A ball of mass 400g dropped from a height of 5m. A boy on the ground hits the ball vertically upwards with a bat with an force of 100N so that it attains a vertically height of 20m. The time for which the ball remains in contact with the bat? (g = 10m/s²)

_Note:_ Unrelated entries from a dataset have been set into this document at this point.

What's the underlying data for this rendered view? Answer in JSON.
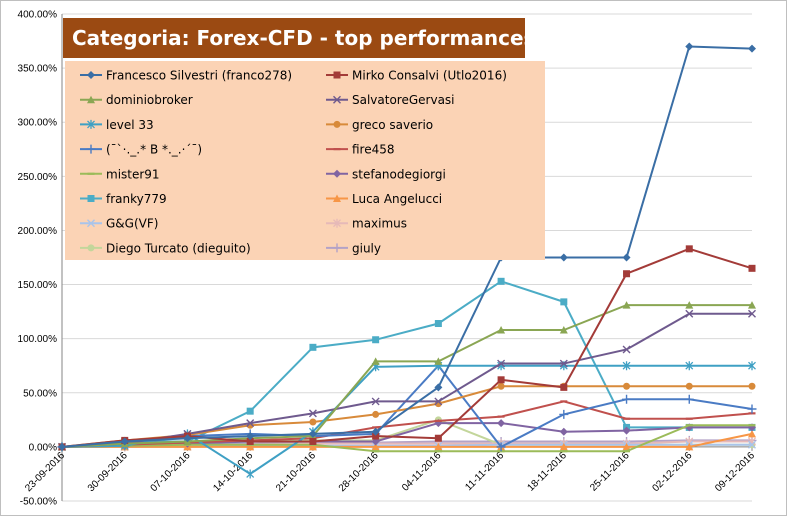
{
  "chart_data": {
    "type": "line",
    "title": "Categoria: Forex-CFD - top performances",
    "xlabel": "",
    "ylabel": "",
    "categories": [
      "23-09-2016",
      "30-09-2016",
      "07-10-2016",
      "14-10-2016",
      "21-10-2016",
      "28-10-2016",
      "04-11-2016",
      "11-11-2016",
      "18-11-2016",
      "25-11-2016",
      "02-12-2016",
      "09-12-2016"
    ],
    "y_tick_labels": [
      "-50.00%",
      "0.00%",
      "50.00%",
      "100.00%",
      "150.00%",
      "200.00%",
      "250.00%",
      "300.00%",
      "350.00%",
      "400.00%"
    ],
    "ylim": [
      -50,
      400
    ],
    "grid": true,
    "legend": "top-left, two columns",
    "colors": {
      "title_bg": "#9b4a12",
      "legend_bg": "#fbd3b5",
      "plot_bg": "#ffffff",
      "grid": "#d9d9d9"
    },
    "series": [
      {
        "name": "Francesco Silvestri (franco278)",
        "color": "#3a6ea5",
        "marker": "diamond",
        "values": [
          0,
          5,
          8,
          10,
          12,
          14,
          55,
          175,
          175,
          175,
          370,
          368
        ]
      },
      {
        "name": "Mirko Consalvi (Utlo2016)",
        "color": "#a33b38",
        "marker": "square",
        "values": [
          0,
          6,
          10,
          5,
          5,
          10,
          8,
          62,
          55,
          160,
          183,
          165
        ]
      },
      {
        "name": "dominiobroker",
        "color": "#8aa653",
        "marker": "triangle",
        "values": [
          0,
          3,
          5,
          8,
          10,
          79,
          79,
          108,
          108,
          131,
          131,
          131
        ]
      },
      {
        "name": "SalvatoreGervasi",
        "color": "#6f5a8e",
        "marker": "x",
        "values": [
          0,
          3,
          12,
          22,
          31,
          42,
          42,
          77,
          77,
          90,
          123,
          123
        ]
      },
      {
        "name": "level 33",
        "color": "#3fa0c4",
        "marker": "star",
        "values": [
          0,
          1,
          12,
          -25,
          14,
          74,
          75,
          75,
          75,
          75,
          75,
          75
        ]
      },
      {
        "name": "greco saverio",
        "color": "#d88a3a",
        "marker": "circle",
        "values": [
          0,
          6,
          11,
          20,
          23,
          30,
          40,
          56,
          56,
          56,
          56,
          56
        ]
      },
      {
        "name": "(¯`·._.* B *._.·´¯)",
        "color": "#4a7bc4",
        "marker": "plus",
        "values": [
          0,
          2,
          10,
          12,
          10,
          12,
          75,
          0,
          30,
          44,
          44,
          35
        ]
      },
      {
        "name": "fire458",
        "color": "#c0504d",
        "marker": "dash",
        "values": [
          0,
          2,
          4,
          6,
          8,
          18,
          24,
          28,
          42,
          26,
          26,
          31
        ]
      },
      {
        "name": "mister91",
        "color": "#9bbb59",
        "marker": "dash",
        "values": [
          0,
          1,
          2,
          2,
          2,
          -4,
          -4,
          -4,
          -4,
          -4,
          20,
          20
        ]
      },
      {
        "name": "stefanodegiorgi",
        "color": "#8064a2",
        "marker": "diamond",
        "values": [
          0,
          1,
          3,
          5,
          5,
          5,
          22,
          22,
          14,
          15,
          18,
          18
        ]
      },
      {
        "name": "franky779",
        "color": "#4bacc6",
        "marker": "square",
        "values": [
          0,
          5,
          5,
          33,
          92,
          99,
          114,
          153,
          134,
          18,
          18,
          18
        ]
      },
      {
        "name": "Luca Angelucci",
        "color": "#f79646",
        "marker": "triangle",
        "values": [
          0,
          0,
          0,
          0,
          0,
          0,
          0,
          0,
          0,
          0,
          0,
          12
        ]
      },
      {
        "name": "G&G(VF)",
        "color": "#a9c4eb",
        "marker": "x",
        "values": [
          0,
          0,
          0,
          1,
          1,
          1,
          1,
          2,
          2,
          2,
          2,
          2
        ]
      },
      {
        "name": "maximus",
        "color": "#e6b9b8",
        "marker": "star",
        "values": [
          0,
          0,
          1,
          2,
          3,
          3,
          3,
          3,
          3,
          3,
          5,
          5
        ]
      },
      {
        "name": "Diego Turcato (dieguito)",
        "color": "#c3d69b",
        "marker": "circle",
        "values": [
          0,
          1,
          3,
          5,
          6,
          6,
          25,
          2,
          2,
          2,
          2,
          2
        ]
      },
      {
        "name": "giuly",
        "color": "#b3a2c7",
        "marker": "plus",
        "values": [
          0,
          0,
          2,
          3,
          4,
          4,
          5,
          5,
          5,
          5,
          6,
          6
        ]
      }
    ]
  }
}
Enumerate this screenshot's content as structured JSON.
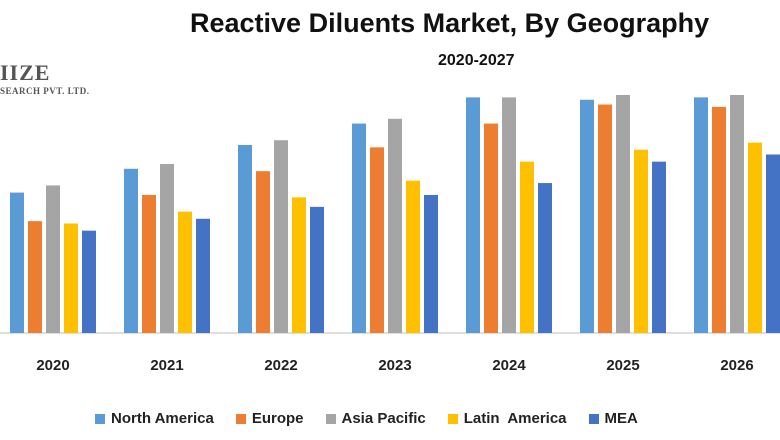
{
  "header": {
    "title": "Reactive Diluents Market, By Geography",
    "subtitle": "2020-2027"
  },
  "logo": {
    "main": "IIZE",
    "sub": "SEARCH PVT. LTD."
  },
  "chart_data": {
    "type": "bar",
    "title": "Reactive Diluents Market, By Geography",
    "subtitle": "2020-2027",
    "xlabel": "",
    "ylabel": "",
    "ylim": [
      0,
      100
    ],
    "grid": false,
    "legend_position": "bottom",
    "categories": [
      "2020",
      "2021",
      "2022",
      "2023",
      "2024",
      "2025",
      "2026"
    ],
    "series": [
      {
        "name": "North America",
        "color": "#5B9BD5",
        "values": [
          59,
          69,
          79,
          88,
          99,
          98,
          99
        ]
      },
      {
        "name": "Europe",
        "color": "#ED7D31",
        "values": [
          47,
          58,
          68,
          78,
          88,
          96,
          95
        ]
      },
      {
        "name": "Asia Pacific",
        "color": "#A5A5A5",
        "values": [
          62,
          71,
          81,
          90,
          99,
          100,
          100
        ]
      },
      {
        "name": "Latin  America",
        "color": "#FFC000",
        "values": [
          46,
          51,
          57,
          64,
          72,
          77,
          80
        ]
      },
      {
        "name": "MEA",
        "color": "#4472C4",
        "values": [
          43,
          48,
          53,
          58,
          63,
          72,
          75
        ]
      }
    ]
  }
}
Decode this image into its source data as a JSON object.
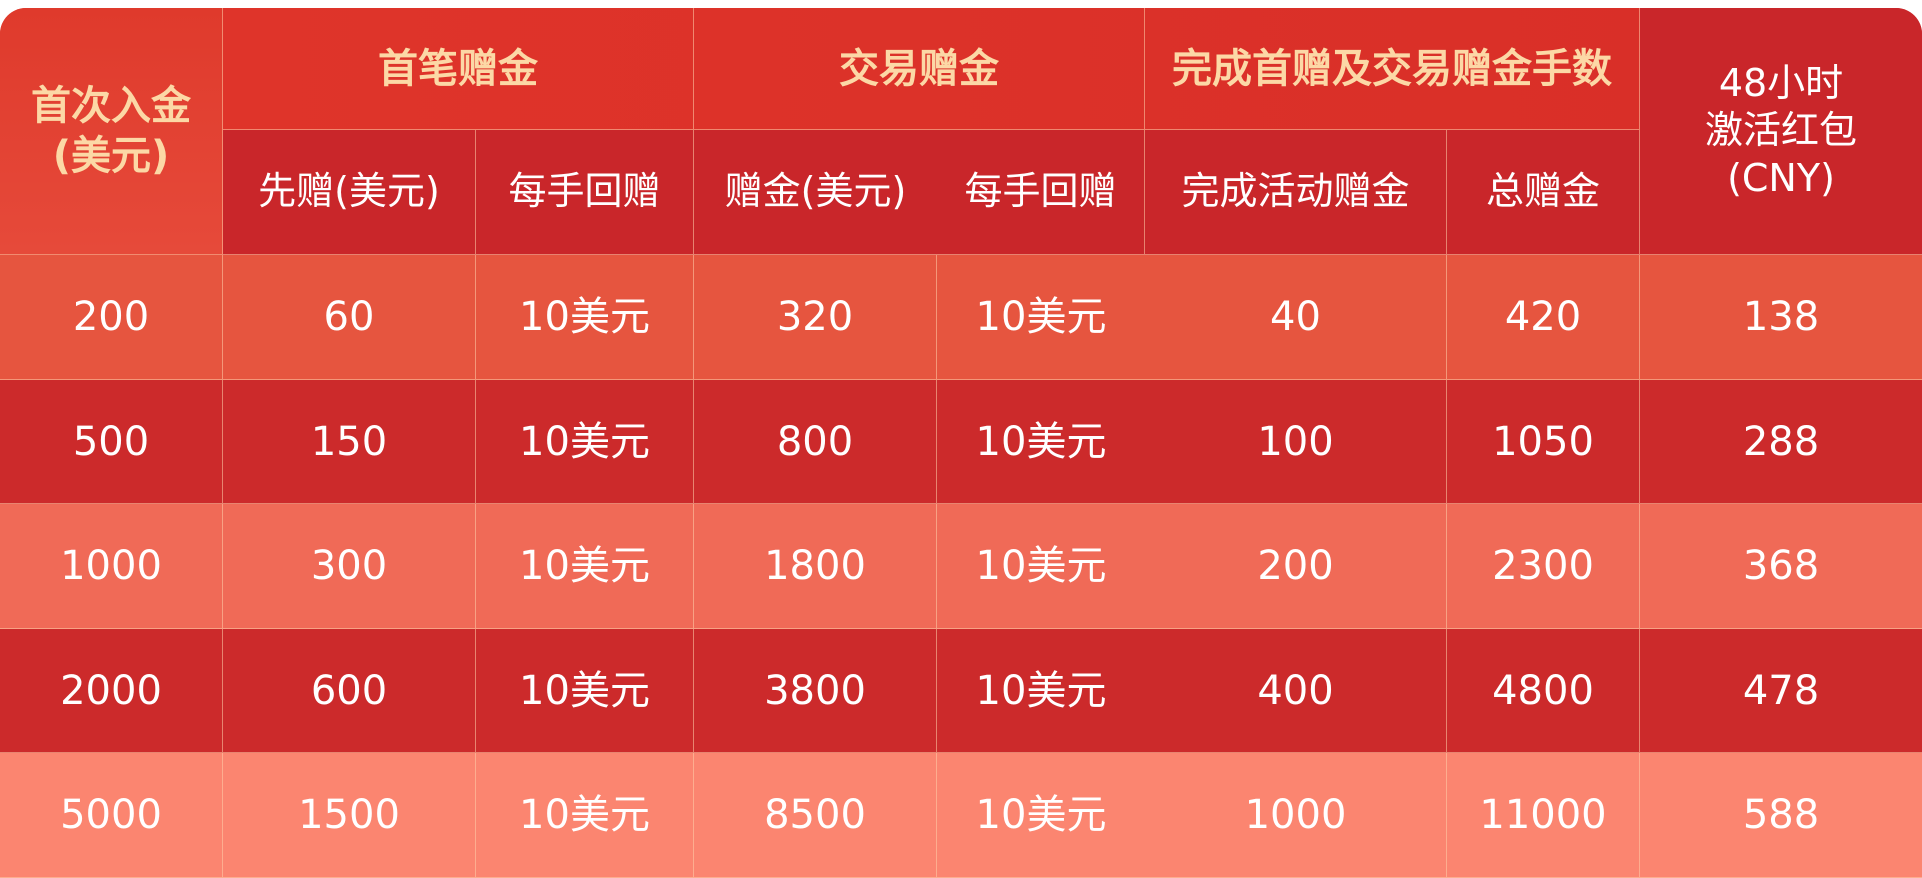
{
  "header": {
    "first_deposit": "首次入金\n(美元)",
    "group_first_bonus": "首笔赠金",
    "group_trade_bonus": "交易赠金",
    "group_lots": "完成首赠及交易赠金手数",
    "red_packet": "48小时\n激活红包\n(CNY)",
    "sub": [
      "先赠(美元)",
      "每手回赠",
      "赠金(美元)",
      "每手回赠",
      "完成活动赠金",
      "总赠金"
    ]
  },
  "rows": [
    [
      "200",
      "60",
      "10美元",
      "320",
      "10美元",
      "40",
      "420",
      "138"
    ],
    [
      "500",
      "150",
      "10美元",
      "800",
      "10美元",
      "100",
      "1050",
      "288"
    ],
    [
      "1000",
      "300",
      "10美元",
      "1800",
      "10美元",
      "200",
      "2300",
      "368"
    ],
    [
      "2000",
      "600",
      "10美元",
      "3800",
      "10美元",
      "400",
      "4800",
      "478"
    ],
    [
      "5000",
      "1500",
      "10美元",
      "8500",
      "10美元",
      "1000",
      "11000",
      "588"
    ]
  ],
  "colors": {
    "header_text": "#fcd8a6",
    "header_dark": "#c9262a",
    "row_dark": "#cc2a2b",
    "row_light": "#f06a57"
  }
}
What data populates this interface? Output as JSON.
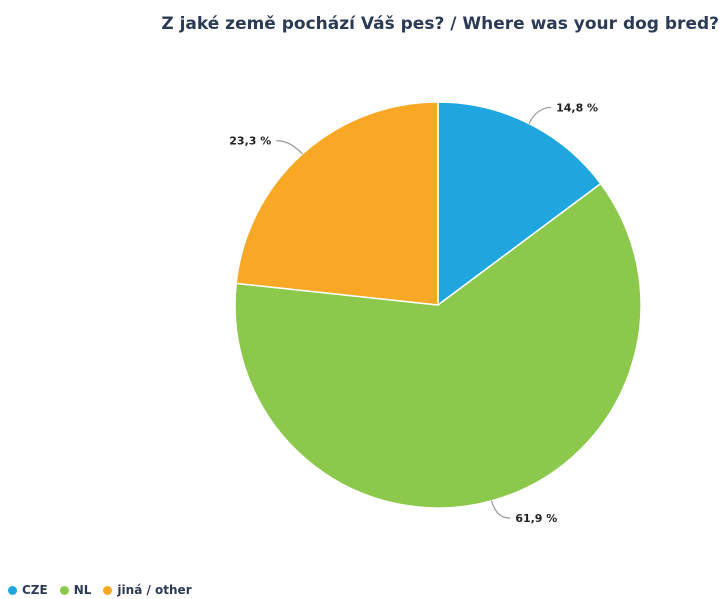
{
  "chart_data": {
    "type": "pie",
    "title": "Z jaké země pochází Váš pes? / Where was your dog bred?",
    "slices": [
      {
        "name": "CZE",
        "value": 14.8,
        "label": "14,8 %",
        "color": "#1fa6df"
      },
      {
        "name": "NL",
        "value": 61.9,
        "label": "61,9 %",
        "color": "#8cc84b"
      },
      {
        "name": "jiná / other",
        "value": 23.3,
        "label": "23,3 %",
        "color": "#f9a825"
      }
    ],
    "legend_position": "bottom-left"
  }
}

the initial momentum of the ball will be

p_i = mv_i

here,

m = mass of the ball = 400g = 0.4kg

v_i = initial velocity = [2gh_i]^1/2

{h_i = 5m}

=  [2 x 10 x 5]^1/2 = 10 m/s

so,

p_i = 0.4 x 10

thus,

p_i = 4 kg.m/s

and

the initial momentum of the ball will be

p_f = mv_f

here,

v_f = final velocity = [2gh_f]^1/2

{h_f = 20m}

=  [2 x 10 x 20]^1/2 = 20 m/s

so,

p_f = 0.4 x 20

thus,

p_f = 8 kg.m/s

now,

we know from Newton's Second Law

force = rate of change of momentum

F = dp/dt = [p_f - p_i] / dt

or

{F = 100 N}

dt =  [p_f - p_i] / F

= [8 - (-4)] / 100

{negative sign because p_i is directed downwards; convention}

thus, contact time of ball with bat will be

dt = 0.12 s